Fairyland A Memoir of My Father

Fairyland  A Memoir of My Father Author Alysia Abbott
ISBN-10 9780393240528
Year 2013-06-03
Pages 272
Language en
Publisher W. W. Norton & Company
DOWNLOAD NOW READ ONLINE

A beautiful, vibrant memoir about growing up motherless in 1970s and ’80s San Francisco with an openly gay father. With a new foreword After his wife dies in a car accident, bisexual writer and activist Steve Abbott moves with his two-year-old daughter to San Francisco.

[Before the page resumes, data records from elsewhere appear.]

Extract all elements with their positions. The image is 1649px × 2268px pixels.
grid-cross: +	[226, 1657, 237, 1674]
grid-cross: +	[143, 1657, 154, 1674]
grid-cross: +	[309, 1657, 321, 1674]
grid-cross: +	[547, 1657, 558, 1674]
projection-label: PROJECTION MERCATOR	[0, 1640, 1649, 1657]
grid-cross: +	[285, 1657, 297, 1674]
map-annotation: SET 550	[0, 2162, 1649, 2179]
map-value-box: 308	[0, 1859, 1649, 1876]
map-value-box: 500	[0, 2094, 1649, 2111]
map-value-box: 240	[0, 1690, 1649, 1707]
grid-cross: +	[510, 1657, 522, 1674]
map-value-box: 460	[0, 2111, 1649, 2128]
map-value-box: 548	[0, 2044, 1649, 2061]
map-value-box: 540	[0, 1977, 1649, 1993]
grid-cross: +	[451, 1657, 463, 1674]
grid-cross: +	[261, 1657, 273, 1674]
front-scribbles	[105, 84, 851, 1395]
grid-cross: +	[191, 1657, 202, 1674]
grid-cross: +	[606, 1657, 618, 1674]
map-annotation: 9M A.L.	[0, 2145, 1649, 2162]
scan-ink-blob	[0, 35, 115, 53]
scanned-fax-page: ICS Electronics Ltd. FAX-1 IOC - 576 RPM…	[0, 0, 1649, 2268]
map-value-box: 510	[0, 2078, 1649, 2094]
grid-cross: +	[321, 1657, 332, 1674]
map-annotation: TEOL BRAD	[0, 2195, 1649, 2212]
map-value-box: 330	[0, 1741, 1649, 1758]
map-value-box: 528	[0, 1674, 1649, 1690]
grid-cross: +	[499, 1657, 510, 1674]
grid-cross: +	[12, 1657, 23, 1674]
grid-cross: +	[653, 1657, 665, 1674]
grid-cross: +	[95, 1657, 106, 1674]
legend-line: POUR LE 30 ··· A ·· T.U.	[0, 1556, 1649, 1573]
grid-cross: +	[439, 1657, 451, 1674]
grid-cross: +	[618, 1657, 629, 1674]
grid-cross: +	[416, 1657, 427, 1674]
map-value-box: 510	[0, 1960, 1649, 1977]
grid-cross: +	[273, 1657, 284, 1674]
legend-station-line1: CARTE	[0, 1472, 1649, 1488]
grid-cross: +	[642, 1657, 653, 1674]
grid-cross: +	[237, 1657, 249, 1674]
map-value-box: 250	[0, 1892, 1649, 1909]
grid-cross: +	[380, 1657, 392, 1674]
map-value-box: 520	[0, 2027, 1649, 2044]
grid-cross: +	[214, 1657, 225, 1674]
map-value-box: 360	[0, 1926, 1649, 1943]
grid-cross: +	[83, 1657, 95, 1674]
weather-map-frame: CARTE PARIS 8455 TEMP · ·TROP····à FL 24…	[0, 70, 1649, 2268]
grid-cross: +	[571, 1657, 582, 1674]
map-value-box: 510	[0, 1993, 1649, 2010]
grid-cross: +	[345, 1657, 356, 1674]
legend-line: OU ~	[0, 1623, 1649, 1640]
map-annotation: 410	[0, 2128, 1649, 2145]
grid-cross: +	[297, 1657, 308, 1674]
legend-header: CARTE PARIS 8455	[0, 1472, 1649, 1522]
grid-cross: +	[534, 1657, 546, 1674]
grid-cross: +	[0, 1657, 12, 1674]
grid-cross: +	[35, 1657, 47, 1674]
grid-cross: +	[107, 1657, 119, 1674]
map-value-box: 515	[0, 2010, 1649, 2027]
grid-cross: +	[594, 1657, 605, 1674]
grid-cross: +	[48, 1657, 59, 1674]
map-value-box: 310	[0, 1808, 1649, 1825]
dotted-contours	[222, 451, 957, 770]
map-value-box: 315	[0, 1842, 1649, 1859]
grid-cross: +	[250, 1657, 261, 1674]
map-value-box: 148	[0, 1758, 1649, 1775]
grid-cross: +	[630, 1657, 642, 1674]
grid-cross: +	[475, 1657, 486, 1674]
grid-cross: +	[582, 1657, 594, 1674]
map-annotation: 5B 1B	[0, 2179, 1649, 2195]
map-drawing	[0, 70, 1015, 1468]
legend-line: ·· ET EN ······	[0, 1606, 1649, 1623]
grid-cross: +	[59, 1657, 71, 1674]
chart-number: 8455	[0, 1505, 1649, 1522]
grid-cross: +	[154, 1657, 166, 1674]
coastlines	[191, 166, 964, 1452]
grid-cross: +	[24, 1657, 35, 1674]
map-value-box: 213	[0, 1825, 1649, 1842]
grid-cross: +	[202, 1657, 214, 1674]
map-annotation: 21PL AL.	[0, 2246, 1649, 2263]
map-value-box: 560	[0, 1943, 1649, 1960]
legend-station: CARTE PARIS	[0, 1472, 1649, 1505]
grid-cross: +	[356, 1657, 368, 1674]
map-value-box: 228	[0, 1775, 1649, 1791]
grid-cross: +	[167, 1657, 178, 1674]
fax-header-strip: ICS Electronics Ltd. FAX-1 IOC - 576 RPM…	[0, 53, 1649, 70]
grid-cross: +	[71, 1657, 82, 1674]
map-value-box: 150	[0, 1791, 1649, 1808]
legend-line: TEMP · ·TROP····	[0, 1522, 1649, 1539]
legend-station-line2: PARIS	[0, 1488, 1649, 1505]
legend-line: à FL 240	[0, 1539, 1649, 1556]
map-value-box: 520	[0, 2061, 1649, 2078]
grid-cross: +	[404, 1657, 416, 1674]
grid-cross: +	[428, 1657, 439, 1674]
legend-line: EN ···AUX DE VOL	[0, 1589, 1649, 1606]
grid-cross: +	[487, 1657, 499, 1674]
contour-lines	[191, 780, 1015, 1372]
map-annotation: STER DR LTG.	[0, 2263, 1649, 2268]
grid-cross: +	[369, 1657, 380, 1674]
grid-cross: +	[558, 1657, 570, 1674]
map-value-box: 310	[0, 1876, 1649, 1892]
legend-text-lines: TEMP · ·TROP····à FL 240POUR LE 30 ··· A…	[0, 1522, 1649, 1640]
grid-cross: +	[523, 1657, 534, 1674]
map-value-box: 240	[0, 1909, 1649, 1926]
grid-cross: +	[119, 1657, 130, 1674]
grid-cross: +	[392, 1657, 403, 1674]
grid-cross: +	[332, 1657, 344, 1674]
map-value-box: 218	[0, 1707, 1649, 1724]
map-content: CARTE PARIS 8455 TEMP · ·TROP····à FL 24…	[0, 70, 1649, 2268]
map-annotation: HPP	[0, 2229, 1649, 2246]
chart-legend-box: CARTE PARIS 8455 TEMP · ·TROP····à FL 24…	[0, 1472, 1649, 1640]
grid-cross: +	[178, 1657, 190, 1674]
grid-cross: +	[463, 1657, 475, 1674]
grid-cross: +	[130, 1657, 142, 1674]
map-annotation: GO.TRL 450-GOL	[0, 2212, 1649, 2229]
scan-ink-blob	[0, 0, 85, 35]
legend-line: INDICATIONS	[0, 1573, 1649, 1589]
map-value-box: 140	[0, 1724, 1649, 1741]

There they discover a city in the midst of revolution, bustling with gay men in search of liberation—few of whom are raising a child. Steve throws himself into San Francisco’s vibrant cultural scene. He takes Alysia to raucous parties, pushes her in front of the microphone at poetry readings, and introduces her to a world of artists, thinkers, and writers. But the pair live like nomads, moving from apartment to apartment, with a revolving cast of roommates and little structure. As a child Alysia views her father as a loving playmate who can transform the ordinary into magic, but as she gets older Alysia wants more than anything to fit in. The world, she learns, is hostile to difference. In Alysia’s teens, Steve’s friends—several of whom she has befriended—fall ill as AIDS starts its rampage through their community. While Alysia is studying in New York and then in France, her father tells her it’s time to come home; he’s sick with AIDS. Alysia must choose whether to take on the responsibility of caring for her father or continue the independent life she has worked so hard to create. Reconstructing their life together from a remarkable cache of her father’s journals, letters, and writings, Alysia Abbott gives us an unforgettable portrait of a tumultuous, historic time in San Francisco as well as an exquisitely moving account of a father’s legacy and a daughter’s love.